Russia has repeatedly said it will ignore the policy and refuse to sell oil below a price cap; setting the level near the market price could help Moscow avoid appearing to be collapsing.
Earlier this year, economic forecasters expressed concern that Russia’s withdrawal of oil could push U.S. gasoline prices above $7 a gallon by the end of the year.
“Our motives are to squeeze Russia’s revenues to hinder its ability to wage the war,” Ms Yellen said in an interview last month. “And second, to make sure there is enough oil available worldwide so that oil prices don’t rise, because that would both exacerbate inflation and probably trigger a recession.”
US officials have celebrated the imposition of the cap. “Many people doubted the determination of the G7 and Europe in particular,” Ben Harris, the deputy secretary for economic policy at the Treasury Department, said in an interview. But, he said, the cap would help stabilize markets: “Sometimes you don’t get credit for the avoided crisis.”
The protracted talks in Brussels were proof of the discord that the cap has sown in Europe. Throughout most of the process, EU officials and diplomats from some Member States have been working to address two types of concerns.

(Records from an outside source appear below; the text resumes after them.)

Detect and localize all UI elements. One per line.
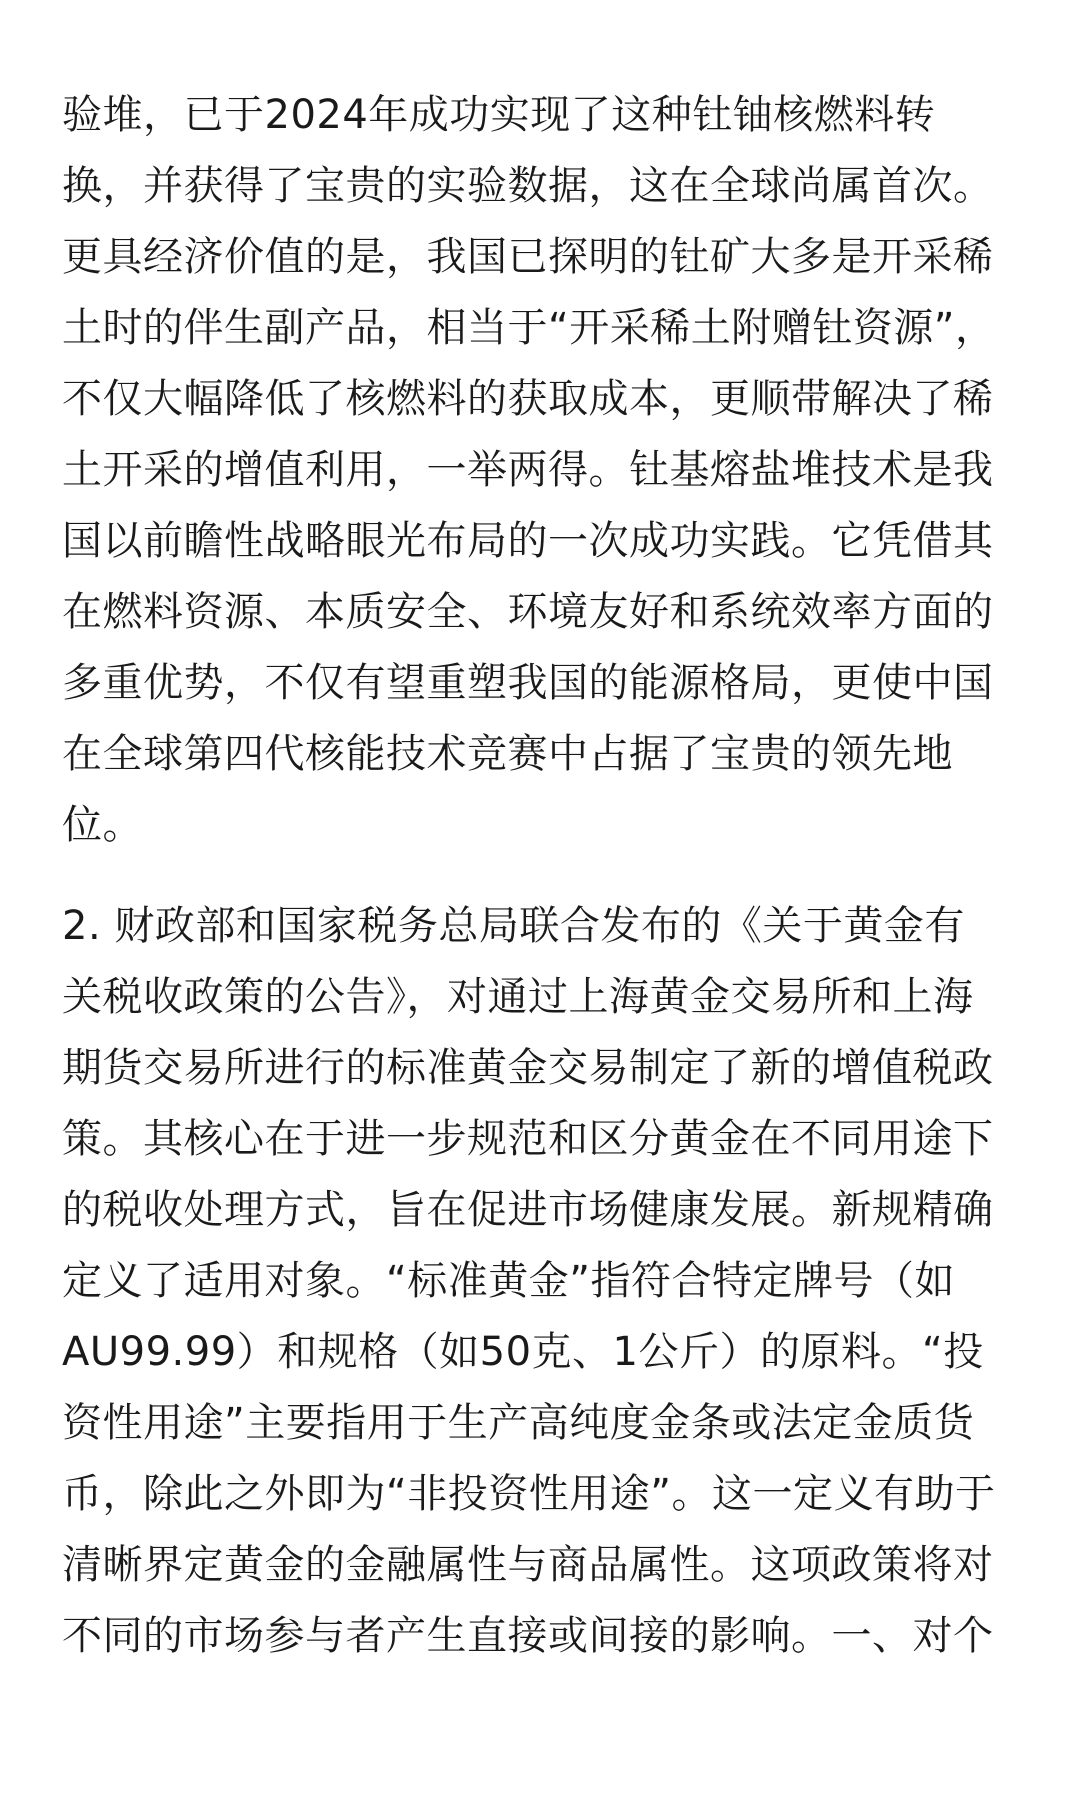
text-line: 换，并获得了宝贵的实验数据，这在全球尚属首次。 (62, 163, 994, 209)
text-line: 期货交易所进行的标准黄金交易制定了新的增值税政 (62, 1045, 994, 1091)
text-line: 在全球第四代核能技术竞赛中占据了宝贵的领先地 (62, 731, 953, 777)
text-line: 土时的伴生副产品，相当于“开采稀土附赠钍资源”， (62, 305, 996, 351)
paragraph-thorium-reactor (62, 80, 1022, 861)
text-line: 更具经济价值的是，我国已探明的钍矿大多是开采稀 (62, 234, 994, 280)
paragraph-gold-tax-policy (62, 891, 1022, 1672)
text-line: 2. 财政部和国家税务总局联合发布的《关于黄金有 (62, 903, 965, 949)
text-line: 验堆，已于2024年成功实现了这种钍铀核燃料转 (62, 92, 936, 138)
paragraph-spacer (62, 861, 1022, 891)
text-line: 币，除此之外即为“非投资性用途”。这一定义有助于 (62, 1471, 996, 1517)
text-line: 在燃料资源、本质安全、环境友好和系统效率方面的 (62, 589, 994, 635)
text-line: AU99.99）和规格（如50克、1公斤）的原料。“投 (62, 1329, 984, 1375)
text-line: 位。 (62, 802, 143, 848)
text-line: 策。其核心在于进一步规范和区分黄金在不同用途下 (62, 1116, 994, 1162)
text-line: 定义了适用对象。“标准黄金”指符合特定牌号（如 (62, 1258, 955, 1304)
text-line: 的税收处理方式，旨在促进市场健康发展。新规精确 (62, 1187, 994, 1233)
text-line: 国以前瞻性战略眼光布局的一次成功实践。它凭借其 (62, 518, 994, 564)
text-line: 多重优势，不仅有望重塑我国的能源格局，更使中国 (62, 660, 994, 706)
text-line: 土开采的增值利用，一举两得。钍基熔盐堆技术是我 (62, 447, 994, 493)
article-body (62, 80, 1022, 1672)
text-line: 关税收政策的公告》，对通过上海黄金交易所和上海 (62, 974, 974, 1020)
text-line: 清晰界定黄金的金融属性与商品属性。这项政策将对 (62, 1542, 994, 1588)
text-line: 资性用途”主要指用于生产高纯度金条或法定金质货 (62, 1400, 975, 1446)
text-line: 不同的市场参与者产生直接或间接的影响。一、对个 (62, 1613, 994, 1659)
text-line: 不仅大幅降低了核燃料的获取成本，更顺带解决了稀 (62, 376, 994, 422)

A group of three maritime EU countries – Greece, Cyprus and Malta – demanded that the price cap be set very high, at or above $70 a barrel, to ensure that their business interests would not be harmed. Another group of three staunchly pro-Ukrainian countries – Estonia, Lithuania and Poland – demanded an ultra-low cap of or around $30 a barrel to drastically cut the Kremlin’s oil revenues, regardless of the disruption it would cause on the global oil markets. .
The benchmark for the price of Russian oil, known as the Ural blend, traded at $60 to $70 a barrel in the year before the pandemic, close to global benchmark prices. Shortly after Russia’s invasion of Ukraine in February, a cut of more than 20 percent in world prices was opened, but at its post-invasion peak, Russia was still able to sell Ural crude for about $100 a barrel.
Since then, global oil prices have plummeted as Russia signed deals to sell its oil at even greater discounts to China, India and others. Those falling prices have put a strain on Moscow’s finances, at least to some extent.